Asia/Canada carriers agree rate increases for 2005
Shipping lines of the Canada Transpacific Stabilization Agreement (CTSA) have agreed to a schedule for rate increases for 2005, designed to recover operating and infrastructure congestion costs.
Effective with contract renewals, but no later than May 1, CTSA lines intend to raise freight rates by the following amounts:
* West Coast Canada, $190 per 20-foot container, $240 for all other sizes.
* Inland point intermodal/mini landbridge, $280 per 20-foot container, $350 for all other sizes.
* All-water East Coast Canada, $345 per 20-foot container, $430 for all other sizes.
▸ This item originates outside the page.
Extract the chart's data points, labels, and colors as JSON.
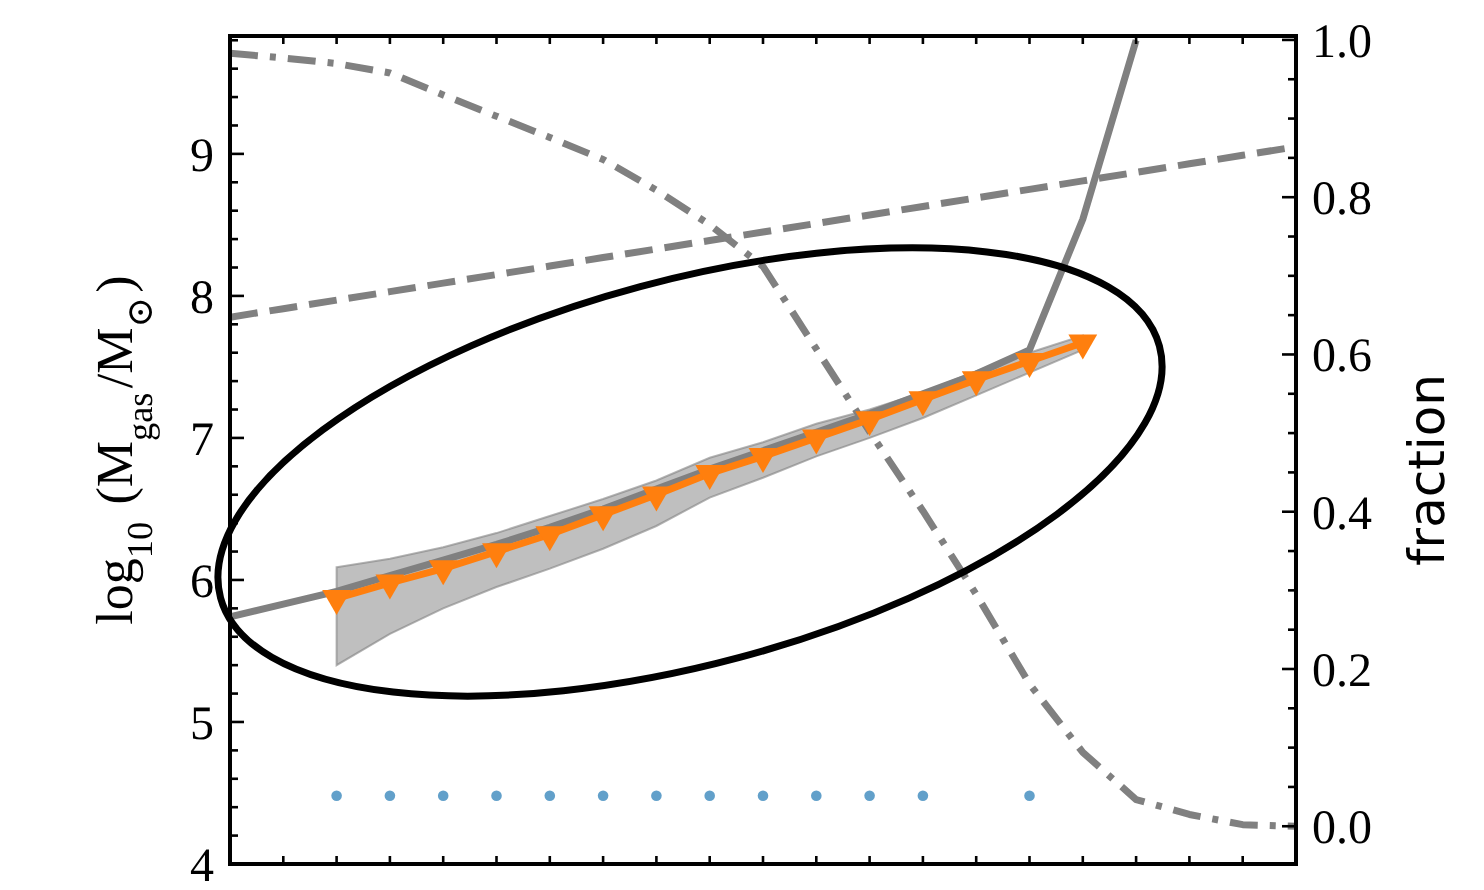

“The adjustments reflect an analysis of current and forecast cost trends in the Asia/Canada market,” CTSA members said.
CTSA members fear that cost impacts could significantly worsen during 2005, due to the system-wide impacts of Canadian rail and U.S. port congestion.
“Bunched sailings and delays in Southern California ' limit port calls and time in port elsewhere, as carriers struggle to meet tight supply chain schedules. This makes added Northwest rotations impossible. Finally, rail congestion limits overall intermodal network capacity in Canada,” CTSA members said in a statement.
CTSA lines said they will monitor these and other market and operational issues, and may make further cost recovery adjustments in 2005 as they deem necessary.
CTSA members are APL, COSCO Container Lines, Evergreen, Hanjin Shipping, Hapag-Lloyd, Hyundai Merchant Marine, “K” Line, Lykes Lines, MOL, NYK Line, OOCL and P&O Nedlloyd.